Last week, we–as a family–headed down to Cincinnati for an evening of fun. First stop was a run-around through Ikea (that place is like a corn maze!) with the intent of finding a reading chair for my room. The hunt turned out quite successful as we left with a small recliner-style chair loaded in the back of the suburban. It is a simple, but lovely black chair and it has already been well used! We also went to Jungle Jim’s–the coolest international market around! We all ventured to our favorite places around the world in search of goodies. My focus was the variety of teas: Papaya and Passion Fruit black tea from the Asian section and herbal teas from the England section–Raspberry Cream Caramel and Tangerine Almond.
We then headed out to the Clifton Cultural Arts Center for the art show in which I was a participant, with collaborating artwork and two of my own paintings. Although I barely missed meeting with the three girls that I had been in Skype contact with over the previous months, I did have a chance to meet the two professors–Jenny and Sarah–and one other student from their class. The collaborating watercolor cards (that I started) were not yet complete, so I look forward to seeing the outcome when the girls send them to me in the mail; the painting canvas, however, was finished and on display. Because I had only started the canvases, seeing the outcome didn’t feel like I had any part in the project, though I did.
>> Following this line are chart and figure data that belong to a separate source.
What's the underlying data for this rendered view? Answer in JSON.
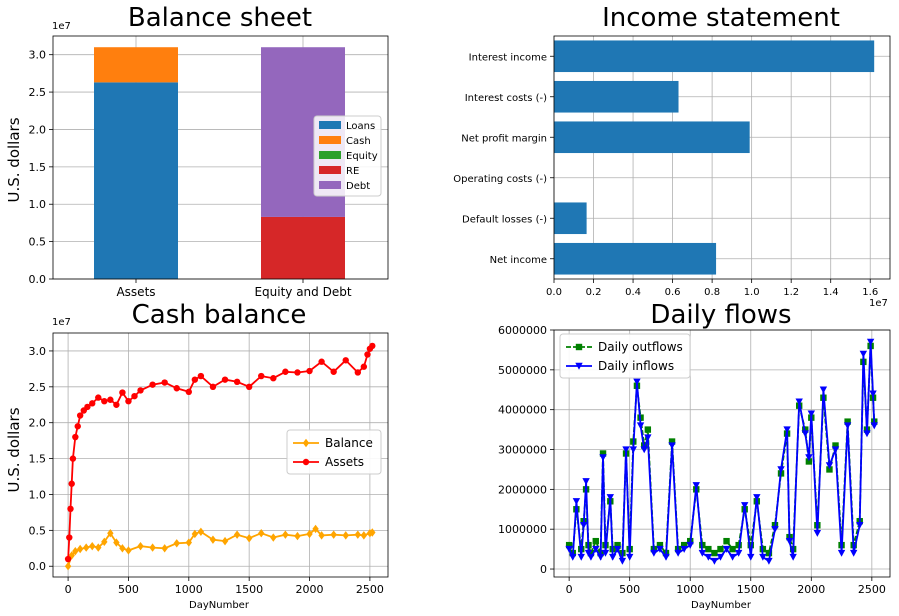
{
  "chart_data": [
    {
      "type": "bar",
      "stacked": true,
      "title": "Balance sheet",
      "ylabel": "U.S. dollars",
      "offset_text": "1e7",
      "categories": [
        "Assets",
        "Equity and Debt"
      ],
      "ylim": [
        0,
        32500000
      ],
      "yticks": [
        "0.0",
        "0.5",
        "1.0",
        "1.5",
        "2.0",
        "2.5",
        "3.0"
      ],
      "series": [
        {
          "name": "Loans",
          "color": "#1f77b4",
          "values": [
            26300000,
            0
          ]
        },
        {
          "name": "Cash",
          "color": "#ff7f0e",
          "values": [
            4700000,
            0
          ]
        },
        {
          "name": "Equity",
          "color": "#2ca02c",
          "values": [
            0,
            0
          ]
        },
        {
          "name": "RE",
          "color": "#d62728",
          "values": [
            0,
            8300000
          ]
        },
        {
          "name": "Debt",
          "color": "#9467bd",
          "values": [
            0,
            22700000
          ]
        }
      ],
      "legend_position": "center-right",
      "grid": true
    },
    {
      "type": "barh",
      "title": "Income statement",
      "offset_text": "1e7",
      "categories": [
        "Interest income",
        "Interest costs (-)",
        "Net profit margin",
        "Operating costs (-)",
        "Default losses (-)",
        "Net income"
      ],
      "values": [
        16200000,
        6300000,
        9900000,
        0,
        1650000,
        8200000
      ],
      "color": "#1f77b4",
      "xlim": [
        0,
        17000000
      ],
      "xticks": [
        "0.0",
        "0.2",
        "0.4",
        "0.6",
        "0.8",
        "1.0",
        "1.2",
        "1.4",
        "1.6"
      ],
      "grid": true
    },
    {
      "type": "line",
      "title": "Cash balance",
      "xlabel": "DayNumber",
      "ylabel": "U.S. dollars",
      "offset_text": "1e7",
      "xlim": [
        -125,
        2650
      ],
      "ylim": [
        -1500000,
        32500000
      ],
      "xticks": [
        "0",
        "500",
        "1000",
        "1500",
        "2000",
        "2500"
      ],
      "yticks": [
        "0.0",
        "0.5",
        "1.0",
        "1.5",
        "2.0",
        "2.5",
        "3.0"
      ],
      "series": [
        {
          "name": "Balance",
          "color": "#ffa500",
          "marker": "diamond",
          "x": [
            0,
            30,
            60,
            100,
            150,
            200,
            250,
            300,
            350,
            400,
            450,
            500,
            600,
            700,
            800,
            900,
            1000,
            1050,
            1100,
            1200,
            1300,
            1400,
            1500,
            1600,
            1700,
            1800,
            1900,
            2000,
            2050,
            2100,
            2200,
            2300,
            2400,
            2450,
            2500,
            2520
          ],
          "y": [
            0,
            1500000,
            2100000,
            2400000,
            2600000,
            2800000,
            2600000,
            3400000,
            4600000,
            3300000,
            2500000,
            2200000,
            2800000,
            2600000,
            2500000,
            3200000,
            3300000,
            4500000,
            4800000,
            3700000,
            3500000,
            4400000,
            3900000,
            4600000,
            4000000,
            4400000,
            4200000,
            4500000,
            5200000,
            4300000,
            4400000,
            4300000,
            4400000,
            4300000,
            4600000,
            4700000
          ]
        },
        {
          "name": "Assets",
          "color": "#ff0000",
          "marker": "circle",
          "x": [
            0,
            10,
            20,
            30,
            40,
            60,
            80,
            100,
            130,
            160,
            200,
            250,
            300,
            350,
            400,
            450,
            500,
            550,
            600,
            700,
            800,
            900,
            1000,
            1050,
            1100,
            1200,
            1300,
            1400,
            1500,
            1600,
            1700,
            1800,
            1900,
            2000,
            2100,
            2200,
            2300,
            2400,
            2450,
            2480,
            2500,
            2520
          ],
          "y": [
            1000000,
            4000000,
            8000000,
            11500000,
            15000000,
            18000000,
            19500000,
            21000000,
            21700000,
            22200000,
            22700000,
            23500000,
            23000000,
            23200000,
            22500000,
            24200000,
            23000000,
            23700000,
            24500000,
            25300000,
            25600000,
            24800000,
            24300000,
            26000000,
            26500000,
            25000000,
            26000000,
            25700000,
            25000000,
            26500000,
            26200000,
            27100000,
            27000000,
            27200000,
            28500000,
            27100000,
            28700000,
            27000000,
            27800000,
            29500000,
            30300000,
            30700000
          ]
        }
      ],
      "legend_position": "center-right",
      "grid": true
    },
    {
      "type": "line",
      "title": "Daily flows",
      "xlabel": "DayNumber",
      "xlim": [
        -125,
        2650
      ],
      "ylim": [
        -200000,
        6000000
      ],
      "xticks": [
        "0",
        "500",
        "1000",
        "1500",
        "2000",
        "2500"
      ],
      "yticks": [
        "0",
        "1000000",
        "2000000",
        "3000000",
        "4000000",
        "5000000",
        "6000000"
      ],
      "series": [
        {
          "name": "Daily outflows",
          "color": "#008000",
          "marker": "square",
          "dashed": true,
          "x": [
            0,
            30,
            60,
            100,
            120,
            140,
            160,
            180,
            220,
            260,
            280,
            300,
            340,
            360,
            400,
            440,
            470,
            500,
            530,
            560,
            590,
            620,
            650,
            700,
            750,
            800,
            850,
            900,
            950,
            1000,
            1050,
            1100,
            1150,
            1200,
            1250,
            1300,
            1350,
            1400,
            1450,
            1500,
            1550,
            1600,
            1650,
            1700,
            1750,
            1800,
            1820,
            1850,
            1900,
            1950,
            1980,
            2000,
            2050,
            2100,
            2150,
            2200,
            2250,
            2300,
            2350,
            2400,
            2430,
            2460,
            2490,
            2510,
            2520
          ],
          "y": [
            600000,
            400000,
            1500000,
            500000,
            1200000,
            2000000,
            600000,
            400000,
            700000,
            400000,
            2900000,
            600000,
            1700000,
            500000,
            600000,
            400000,
            2900000,
            500000,
            3200000,
            4600000,
            3800000,
            3100000,
            3500000,
            500000,
            600000,
            400000,
            3200000,
            500000,
            600000,
            700000,
            2000000,
            600000,
            500000,
            400000,
            500000,
            700000,
            500000,
            600000,
            1500000,
            600000,
            1700000,
            500000,
            400000,
            1100000,
            2400000,
            3400000,
            800000,
            500000,
            4100000,
            3500000,
            2700000,
            3800000,
            1100000,
            4300000,
            2500000,
            3100000,
            600000,
            3700000,
            600000,
            1200000,
            5200000,
            3500000,
            5600000,
            4300000,
            3700000
          ]
        },
        {
          "name": "Daily inflows",
          "color": "#0000ff",
          "marker": "triangle-down",
          "x": [
            0,
            30,
            60,
            100,
            120,
            140,
            160,
            180,
            220,
            260,
            280,
            300,
            340,
            360,
            400,
            440,
            470,
            500,
            530,
            560,
            590,
            620,
            650,
            700,
            750,
            800,
            850,
            900,
            950,
            1000,
            1050,
            1100,
            1150,
            1200,
            1250,
            1300,
            1350,
            1400,
            1450,
            1500,
            1550,
            1600,
            1650,
            1700,
            1750,
            1800,
            1820,
            1850,
            1900,
            1950,
            1980,
            2000,
            2050,
            2100,
            2150,
            2200,
            2250,
            2300,
            2350,
            2400,
            2430,
            2460,
            2490,
            2510,
            2520
          ],
          "y": [
            500000,
            300000,
            1700000,
            300000,
            1100000,
            2200000,
            400000,
            300000,
            500000,
            300000,
            2800000,
            400000,
            1800000,
            300000,
            500000,
            200000,
            3000000,
            300000,
            3000000,
            4700000,
            3600000,
            3000000,
            3300000,
            400000,
            500000,
            300000,
            3100000,
            400000,
            500000,
            600000,
            2100000,
            400000,
            300000,
            200000,
            300000,
            500000,
            300000,
            400000,
            1600000,
            300000,
            1800000,
            300000,
            200000,
            1000000,
            2500000,
            3500000,
            700000,
            300000,
            4200000,
            3400000,
            2800000,
            3900000,
            900000,
            4500000,
            2600000,
            3000000,
            400000,
            3600000,
            400000,
            1100000,
            5400000,
            3400000,
            5700000,
            4400000,
            3600000
          ]
        }
      ],
      "legend_position": "top-left",
      "grid": true
    }
  ]
}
A very strange and new experience, because I still feel as though I make art thinking inside the box…a very traditional view of art I guess.
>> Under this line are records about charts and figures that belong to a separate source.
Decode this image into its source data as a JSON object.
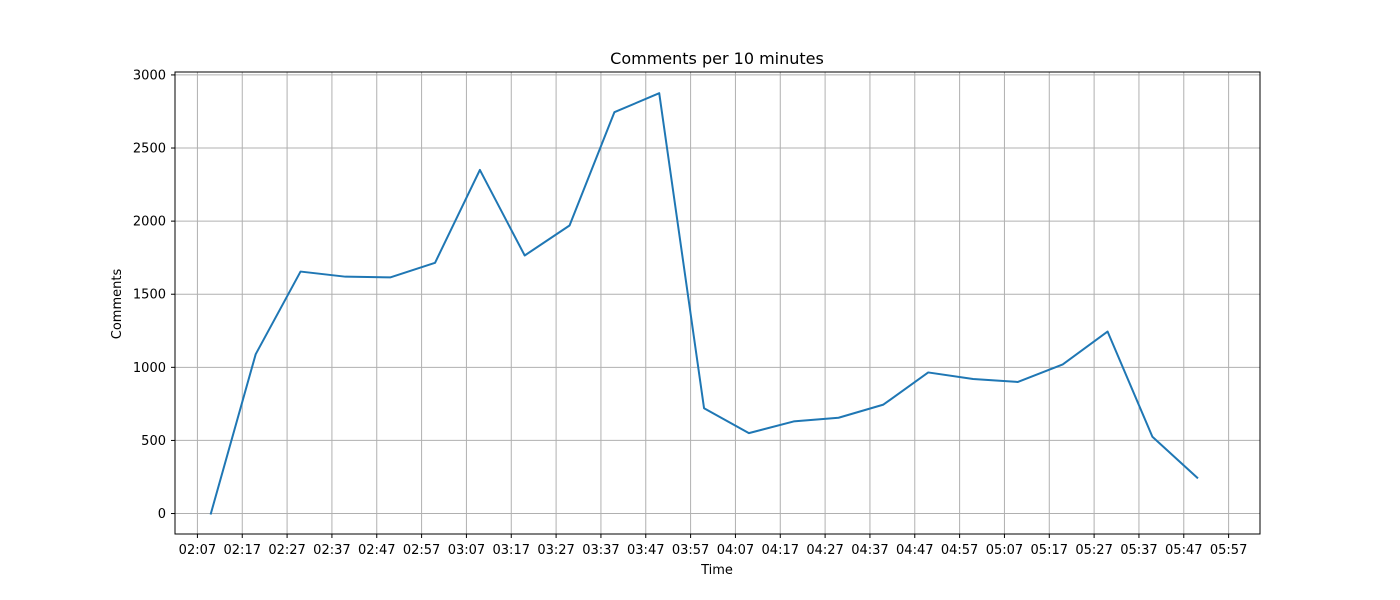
{
  "chart_data": {
    "type": "line",
    "title": "Comments per 10 minutes",
    "xlabel": "Time",
    "ylabel": "Comments",
    "grid": true,
    "x_tick_labels": [
      "02:07",
      "02:17",
      "02:27",
      "02:37",
      "02:47",
      "02:57",
      "03:07",
      "03:17",
      "03:27",
      "03:37",
      "03:47",
      "03:57",
      "04:07",
      "04:17",
      "04:27",
      "04:37",
      "04:47",
      "04:57",
      "05:07",
      "05:17",
      "05:27",
      "05:37",
      "05:47",
      "05:57"
    ],
    "y_ticks": [
      0,
      500,
      1000,
      1500,
      2000,
      2500,
      3000
    ],
    "ylim": [
      -140,
      3020
    ],
    "xlim": [
      "02:02",
      "06:04"
    ],
    "series": [
      {
        "color": "#1f77b4",
        "points": [
          {
            "x": "02:10",
            "y": 0
          },
          {
            "x": "02:20",
            "y": 1090
          },
          {
            "x": "02:30",
            "y": 1655
          },
          {
            "x": "02:40",
            "y": 1620
          },
          {
            "x": "02:50",
            "y": 1615
          },
          {
            "x": "03:00",
            "y": 1715
          },
          {
            "x": "03:10",
            "y": 2350
          },
          {
            "x": "03:20",
            "y": 1765
          },
          {
            "x": "03:30",
            "y": 1970
          },
          {
            "x": "03:40",
            "y": 2745
          },
          {
            "x": "03:50",
            "y": 2875
          },
          {
            "x": "04:00",
            "y": 720
          },
          {
            "x": "04:10",
            "y": 550
          },
          {
            "x": "04:20",
            "y": 630
          },
          {
            "x": "04:30",
            "y": 655
          },
          {
            "x": "04:40",
            "y": 745
          },
          {
            "x": "04:50",
            "y": 965
          },
          {
            "x": "05:00",
            "y": 920
          },
          {
            "x": "05:10",
            "y": 900
          },
          {
            "x": "05:20",
            "y": 1020
          },
          {
            "x": "05:30",
            "y": 1245
          },
          {
            "x": "05:40",
            "y": 525
          },
          {
            "x": "05:50",
            "y": 245
          }
        ]
      }
    ]
  }
}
My own paintings: Clematis in Full Bloom and Fire and Ice
As I ended viewing the art exhibits around the room, I had a chance to talk more with Jenny about the class, art experience and purpose of this particular show. I had noticed a theme: much of the art descriptions discussed around the area of cancer or other life-threatening traumas–the pain, emotions, questions, fears, doubts, hopes and dreams, survival. Jenny mentioned that she had encouraged the students to think deeply of these things and portray them–because we are all affected, whether you are the one facing the trials or it is someone else you know. Art is a medium to express these different side-effects of disease.
One art set was a participant project where cards and pens had been placed on a table. You were invited to write an encouraging letter to an anonymous adult cancer survivor or patient. (Read about full project here: The Mandala Project.) I locked my walker so I could sit at the table and picked up a blank card. At first I didn’t know what to say…I get a lot of encouraging letters, sometimes even from strangers, but here I sat speechless for a few minutes. I finally started just by saying my name and that I didn’t have cancer, but a rare disease with tumors. After my first introduction sentence, thoughts just started to come…
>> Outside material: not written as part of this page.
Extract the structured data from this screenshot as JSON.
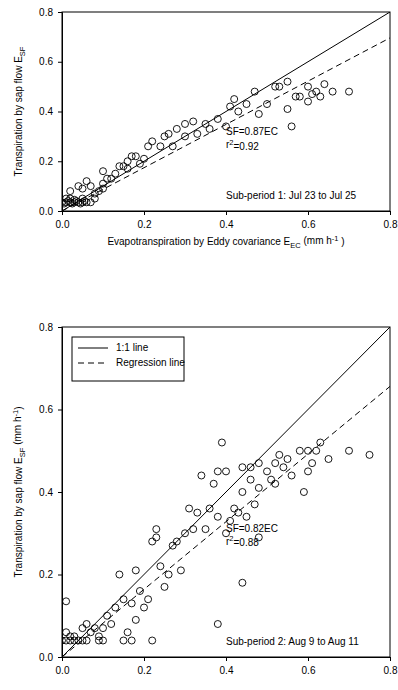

I concluded my note by mentioning strength, because, let’s be honest…whether it’s cancer, NF2 or another disease, any can initially wipe out your strength–physically, mentally and emotionally. I have been there. I still am there. And it is when you cry out in your uttermost weaknesses, that God answers in His fullness of strength…in ways you never anticipated, hoped or dreamed.
Likewise the Spirit helps us in our weakness. For we do not know what to pray for as we ought, but the Spirit himself intercedes for us with groanings too deep for words.